If I understand correctly RAPL registers allow the processor to tell about how you want to limit power over top. Сlamping enable bit is not particularly clear. If I understand correctly, it gives the OS know that the CPU operates in power limit 2.


I tried to limit power limit 2 to 145W, while the length of stay above TPD some increases.
On different type of servers with same CPU I see a different temperature entering and exiting turbobust mode.

I think the temperature is not the main reason for the CPU return to the nominal TDP and exit in turboboost mode. I thought before that the motherboard has an impact on the power to the CPU, but I can not yet to prove it.

Possible the rate of increase in temperature affects the exit in turbobust mode. Unfortunately algorithm/conditions of entry and exit in/out turbobust mode I have not found

Sorry for the many letters

0 Kudos
SB17
Beginner
2,026 Views

Hello all. Me again

Several progress in this topic and have reappeared two unsolvable problems. I have to bother you again :)

Quite by chance found a method of changing the duration of stay in the CPU turbo mode. As it is not funny, but is an option in the BIOS "long duration". Able to bring to 70 seconds.

As I understand it, this option configures the BIOS MSR register 0x610 and modifies field power Limit 1 time window [Page 56 http://www.intel.com/content/dam/www/public/us/en/documents/datasheets/xeon-e5-1600-2600-vol-1-datasheet.pdf]


I can change the duration of stay in the turbo mode then I change power limit 1 time window.
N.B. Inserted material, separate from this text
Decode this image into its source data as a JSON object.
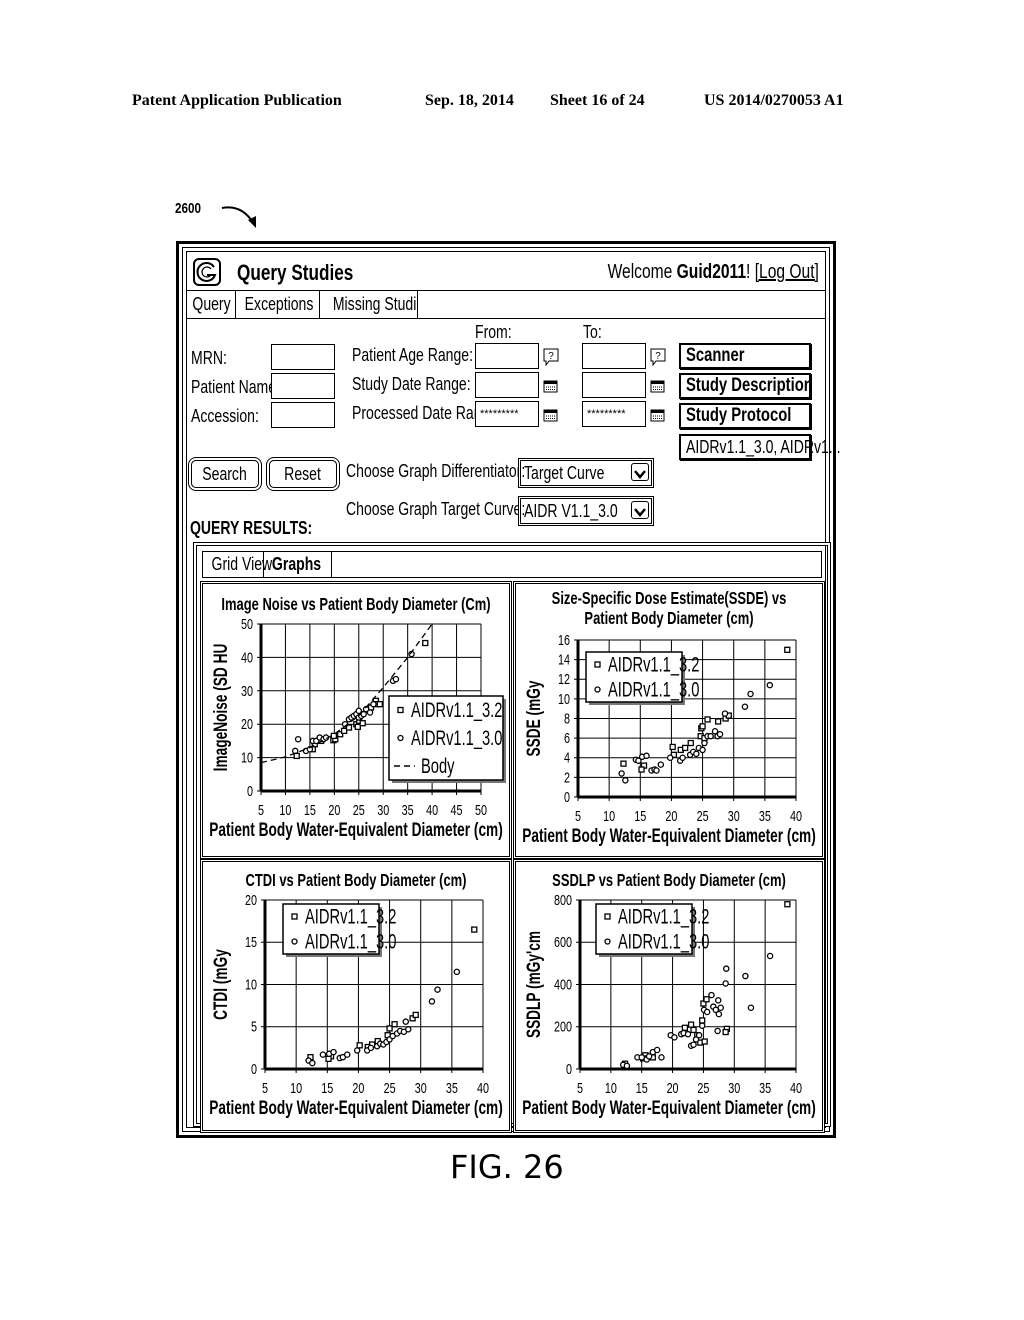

This is confirmed by the test and statistics turbostat.

However, trouble is that I can not increase (in runtime) duration is higher than specified in the BIOS in item "long duration". I can reduce, but can not increase.
The value is stored in register 0x610. Exit occurs along the boundary set in bios, and not the one that said in the 0x610.

With what it can be connected and how to overcome it?

 

The second question - the question of monitoring the state of the processor.

Tried to monitor the PCU (FREQ_MAX_OS_CYCLE, FREQ_MAX_POWER_CYCLE, FREQ_MAX_LIMIT_THERMAL_CYCLE, FREQ_MAX_CURRENT_CYCLE) [section 2.6 http://www.intel.com/content/dam/www/public/us/en/documents/design-guides/xeon-e5-2600-uncore-guide.pdf]. I see that when leaving the turbo increasing cycles limited by power and a small percentage of the cycles limited by OS. At the same time limited by temperature cycles that are not increase (maximum temperature 86 C).

How can this be understood? I see that Turbo boost limiter by power.

Is it possible to understand from MSR for whatever reason, the transition from the regime p1 p0 mode and back?